O PP espanhol foi fundado por oito ex-ministros do mais sanguinário genocida ibérico de todos os tempos, na designada transição pacífica. A Constituição integrou vontades do déspota que em 1936 se sublevou contra o governo republicano legítimo e manteve a guerra com o apoio da Itália fascista, da Alemanha nazi e do Portugal germanófilo.

Em Portugal, o MFA garantiu eleições livres e a liberdade partidária, com os cúmplices da ditadura afastados do poder e os generais fascistas, em sentido perante os capitães, a receberem guias de marcha a caminho de casa.

Foi na génese da restauração das democracias ibéricas que se afirmaram as diferenças. A Constituição espanhola nasceu à sombra do ditador e dos seus sequazes, com o medo do retrocesso a pairar ainda. Por isso, recebeu de contrabando uma monarquia franquista e a herança da ditadura com os seus cúmplices. O espírito da Falange foi preservado nas casernas, sacristias, tribunais e gestão do território.

A Constituição Portuguesa foi votada com fascistas escondidos nas sarjetas e cúmplices a conspirarem sem apoio popular. Por isso nasceu liberta de constrangimentos.

Hoje, na ressaca das democracias, afloram em Espanha e em Portugal saudosismos das ditaduras. Espanha já tem Pablo Casado à frente do PP, um franquista com o mestrado oferecido de presente pela Universidade Juan Carlos, e que quer arquivar a História da ditadura sob o túmulo de Franco, que louva a apoteose do fascismo no Vale dos Caídos.

Em Portugal, Cavaco não era mais democrata do que Aznar, mas era cedo para reabilitar o ditador, e não sucedeu a Fraga Iribarne. Balsemão era mais liberal e não foi cúmplice da ditadura.

A vitória de Rui Rio adiou provisoriamente o regresso do PSD ao tenebroso período de Cavaco e Passos Coelho.
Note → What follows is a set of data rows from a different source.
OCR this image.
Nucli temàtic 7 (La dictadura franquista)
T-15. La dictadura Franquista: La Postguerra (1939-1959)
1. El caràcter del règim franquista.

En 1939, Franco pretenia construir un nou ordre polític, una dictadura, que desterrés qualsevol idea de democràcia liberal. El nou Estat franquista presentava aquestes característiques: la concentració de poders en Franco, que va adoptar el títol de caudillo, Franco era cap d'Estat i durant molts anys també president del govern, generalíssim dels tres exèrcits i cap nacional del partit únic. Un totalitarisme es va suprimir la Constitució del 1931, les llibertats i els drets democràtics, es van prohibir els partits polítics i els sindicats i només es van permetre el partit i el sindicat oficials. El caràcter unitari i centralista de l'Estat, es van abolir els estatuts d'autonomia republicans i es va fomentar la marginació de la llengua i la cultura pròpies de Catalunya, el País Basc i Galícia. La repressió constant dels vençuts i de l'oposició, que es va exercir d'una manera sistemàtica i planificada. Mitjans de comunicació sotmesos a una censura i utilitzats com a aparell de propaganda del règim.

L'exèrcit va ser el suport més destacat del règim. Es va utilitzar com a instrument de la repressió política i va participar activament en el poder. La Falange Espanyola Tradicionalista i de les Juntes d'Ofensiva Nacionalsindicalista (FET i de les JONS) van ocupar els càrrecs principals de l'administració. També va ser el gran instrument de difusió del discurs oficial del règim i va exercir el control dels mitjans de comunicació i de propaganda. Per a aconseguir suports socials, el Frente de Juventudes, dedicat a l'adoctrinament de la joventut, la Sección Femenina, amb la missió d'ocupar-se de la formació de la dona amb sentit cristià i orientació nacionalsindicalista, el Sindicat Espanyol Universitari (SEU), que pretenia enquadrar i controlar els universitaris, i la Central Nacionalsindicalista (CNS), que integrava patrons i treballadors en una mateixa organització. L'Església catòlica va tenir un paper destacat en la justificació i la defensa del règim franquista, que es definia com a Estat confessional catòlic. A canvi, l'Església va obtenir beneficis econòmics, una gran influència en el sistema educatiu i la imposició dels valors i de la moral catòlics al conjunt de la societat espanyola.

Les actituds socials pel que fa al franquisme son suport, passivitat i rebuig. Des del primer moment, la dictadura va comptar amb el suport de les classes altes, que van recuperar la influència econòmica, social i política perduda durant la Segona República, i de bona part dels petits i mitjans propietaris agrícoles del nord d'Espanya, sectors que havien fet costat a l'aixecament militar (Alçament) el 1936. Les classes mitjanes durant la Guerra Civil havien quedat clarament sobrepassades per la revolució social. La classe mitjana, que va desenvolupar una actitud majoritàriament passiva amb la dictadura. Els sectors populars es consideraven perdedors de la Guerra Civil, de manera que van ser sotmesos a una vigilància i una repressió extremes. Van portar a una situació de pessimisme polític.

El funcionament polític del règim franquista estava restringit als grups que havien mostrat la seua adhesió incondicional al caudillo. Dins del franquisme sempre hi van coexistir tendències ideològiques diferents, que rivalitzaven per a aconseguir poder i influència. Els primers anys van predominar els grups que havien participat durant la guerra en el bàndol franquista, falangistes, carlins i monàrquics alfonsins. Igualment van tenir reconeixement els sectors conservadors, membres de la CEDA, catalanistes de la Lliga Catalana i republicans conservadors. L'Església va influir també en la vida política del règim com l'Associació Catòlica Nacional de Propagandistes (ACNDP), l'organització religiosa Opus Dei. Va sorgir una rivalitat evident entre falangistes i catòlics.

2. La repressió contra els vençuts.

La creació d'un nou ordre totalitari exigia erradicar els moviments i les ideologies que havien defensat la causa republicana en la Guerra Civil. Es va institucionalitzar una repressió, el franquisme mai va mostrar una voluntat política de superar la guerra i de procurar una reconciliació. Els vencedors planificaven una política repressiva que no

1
Não sei o que o futuro reservará, mas a direita terá de remover Rui Rio para criar o seu Viktor Orbán. Em Espanha já existe. Chama-se Pablo Casado. Pretende revogar a Lei da Memória Histórica e substituí-la pela Lei da Concórdia, uma espécie de vassalagem da democracia e das vítimas à ditadura e aos seus algozes.

A democracia precisa de ser defendida em Portugal e Espanha, e é de crer que o futuro das instituições democráticas ibéricas será comum.